The Court will assume that Plaintiff has alleged a recognized constitutional violation regarding the injury and failure to treat claims. However, Plaintiff has failed to allege that the municipality is responsible for the conduct. "A plaintiff seeking to hold a municipality liable under § 1983 [must] identify a municipal `policy' or `custom' that caused the plaintiff's injury." Bd. of County Comm'rs of Bryan County v. Brown, 520 U.S. 397, 403 (1997). "Locating a `policy' ensures that a municipality is held liable only for those deprivations resulting from the decisions of its duly constituted legislative body or of those officials whose acts may fairly be said to be those of the municipality." Id. at 403-04. "Similarly, an act performed pursuant to a `custom' that has not been formally approved by an appropriate decisionmaker may fairly subject a municipality to liability on the theory that the relevant practice is so widespread as to have the force of law." Id. at 404. "Beyond having to identify `conduct properly attributable to the municipality itself,'" Cherrington v. Skeeter, 344 F.3d 631, 645 (6th Cir. 2003) (quoting Bd. of County Comm'rs of Bryan County, 520 U.S. at 404), a plaintiff "must also demonstrate that, through its deliberate conduct, the municipality was the moving force behind the injury alleged." Cherrington, 344 F.3d at 645 (quoting Bd. of County Comm'rs of Bryan County, 520 U.S. at 404) (internal quotation marks omitted).
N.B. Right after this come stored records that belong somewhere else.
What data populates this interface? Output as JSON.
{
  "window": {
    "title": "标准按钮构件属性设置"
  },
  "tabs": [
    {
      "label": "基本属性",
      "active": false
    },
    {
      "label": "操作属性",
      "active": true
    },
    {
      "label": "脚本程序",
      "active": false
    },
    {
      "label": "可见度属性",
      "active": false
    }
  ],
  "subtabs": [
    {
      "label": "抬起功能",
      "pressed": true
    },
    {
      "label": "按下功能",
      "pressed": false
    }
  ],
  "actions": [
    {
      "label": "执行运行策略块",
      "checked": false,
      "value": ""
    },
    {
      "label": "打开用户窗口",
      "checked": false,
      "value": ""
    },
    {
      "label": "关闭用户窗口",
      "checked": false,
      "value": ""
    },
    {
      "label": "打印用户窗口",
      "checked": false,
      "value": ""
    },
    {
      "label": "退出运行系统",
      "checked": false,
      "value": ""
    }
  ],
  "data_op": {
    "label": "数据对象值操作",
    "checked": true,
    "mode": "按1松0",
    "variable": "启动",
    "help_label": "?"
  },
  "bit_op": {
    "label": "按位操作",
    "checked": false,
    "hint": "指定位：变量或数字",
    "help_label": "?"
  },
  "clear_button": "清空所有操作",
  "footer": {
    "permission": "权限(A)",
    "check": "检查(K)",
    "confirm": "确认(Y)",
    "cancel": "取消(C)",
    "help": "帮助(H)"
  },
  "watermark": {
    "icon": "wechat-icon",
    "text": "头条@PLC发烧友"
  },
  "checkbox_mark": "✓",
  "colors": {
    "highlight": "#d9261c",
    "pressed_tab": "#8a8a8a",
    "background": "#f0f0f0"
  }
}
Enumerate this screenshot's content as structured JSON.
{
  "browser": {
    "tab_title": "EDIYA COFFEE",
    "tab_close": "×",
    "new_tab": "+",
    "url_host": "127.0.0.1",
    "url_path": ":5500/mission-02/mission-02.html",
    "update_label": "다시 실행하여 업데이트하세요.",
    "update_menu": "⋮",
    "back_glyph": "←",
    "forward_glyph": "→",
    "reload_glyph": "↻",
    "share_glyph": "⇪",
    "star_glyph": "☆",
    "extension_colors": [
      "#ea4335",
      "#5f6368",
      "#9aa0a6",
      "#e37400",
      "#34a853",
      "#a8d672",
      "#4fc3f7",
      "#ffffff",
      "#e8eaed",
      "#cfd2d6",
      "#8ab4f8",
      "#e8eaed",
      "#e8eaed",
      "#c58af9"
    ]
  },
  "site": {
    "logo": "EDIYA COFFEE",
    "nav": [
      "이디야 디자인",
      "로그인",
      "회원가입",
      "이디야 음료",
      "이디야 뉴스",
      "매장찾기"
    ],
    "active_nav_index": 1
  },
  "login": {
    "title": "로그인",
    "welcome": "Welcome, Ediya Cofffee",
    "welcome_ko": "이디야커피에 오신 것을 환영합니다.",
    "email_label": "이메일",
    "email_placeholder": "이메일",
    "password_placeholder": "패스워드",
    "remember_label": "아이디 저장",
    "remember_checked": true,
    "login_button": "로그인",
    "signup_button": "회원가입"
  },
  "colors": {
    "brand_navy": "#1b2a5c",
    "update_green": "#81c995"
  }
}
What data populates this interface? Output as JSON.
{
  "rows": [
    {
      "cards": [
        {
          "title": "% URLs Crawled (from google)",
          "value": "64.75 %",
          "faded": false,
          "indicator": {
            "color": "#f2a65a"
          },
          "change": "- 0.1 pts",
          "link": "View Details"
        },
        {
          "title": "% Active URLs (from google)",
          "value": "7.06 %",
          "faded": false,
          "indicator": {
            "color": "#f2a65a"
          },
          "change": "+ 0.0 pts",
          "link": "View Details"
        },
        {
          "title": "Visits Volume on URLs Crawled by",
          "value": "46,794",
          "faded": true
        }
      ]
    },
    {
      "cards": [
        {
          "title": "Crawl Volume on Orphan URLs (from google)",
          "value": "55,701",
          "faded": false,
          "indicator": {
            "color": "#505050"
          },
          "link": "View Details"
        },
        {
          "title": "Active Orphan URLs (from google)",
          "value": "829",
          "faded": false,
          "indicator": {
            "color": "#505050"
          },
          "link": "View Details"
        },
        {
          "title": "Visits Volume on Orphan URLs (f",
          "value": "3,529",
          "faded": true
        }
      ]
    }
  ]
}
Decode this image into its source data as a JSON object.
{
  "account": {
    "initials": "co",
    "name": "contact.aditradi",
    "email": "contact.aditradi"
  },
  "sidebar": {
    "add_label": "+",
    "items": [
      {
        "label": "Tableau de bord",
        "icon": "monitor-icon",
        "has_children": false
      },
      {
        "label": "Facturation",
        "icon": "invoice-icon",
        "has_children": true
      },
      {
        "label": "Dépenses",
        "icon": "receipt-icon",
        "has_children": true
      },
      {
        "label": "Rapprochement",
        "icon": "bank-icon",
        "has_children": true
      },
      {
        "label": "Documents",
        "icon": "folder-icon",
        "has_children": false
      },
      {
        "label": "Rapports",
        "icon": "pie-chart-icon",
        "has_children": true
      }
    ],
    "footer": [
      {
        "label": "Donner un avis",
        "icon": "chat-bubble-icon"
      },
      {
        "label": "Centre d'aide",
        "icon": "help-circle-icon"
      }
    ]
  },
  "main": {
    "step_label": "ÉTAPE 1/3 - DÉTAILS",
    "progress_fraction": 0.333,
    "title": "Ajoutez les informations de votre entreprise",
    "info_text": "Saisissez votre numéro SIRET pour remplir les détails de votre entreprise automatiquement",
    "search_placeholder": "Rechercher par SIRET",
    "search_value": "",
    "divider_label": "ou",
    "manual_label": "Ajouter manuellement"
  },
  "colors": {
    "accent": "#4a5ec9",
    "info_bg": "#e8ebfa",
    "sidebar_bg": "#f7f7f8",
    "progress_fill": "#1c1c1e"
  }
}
For the purpose of initial review, it suffices to allege that an individual officer's conduct conformed to official policy or custom. Leatherman v. Tarrant Co. Narcotics Unit, 507 U.S. 163, 165 (1993). Here, there are no allegations from which the Court may infer that a municipal policy or custom was responsible for the alleged deprivation of Plaintiff's constitutional rights. In fact, Plaintiff alleges precisely the opposite, that Defendants acted contrary to the policies and procedures of the institution. The complaint simply does not support a § 1983 claim against Defendants in their official capacities.
Accordingly, for the reasons set forth above, the Court will dismiss Plaintiff's claims against Defendants for failure to state a claim on which relief may be granted.
The Court will enter an order that is consistent with this memorandum opinion.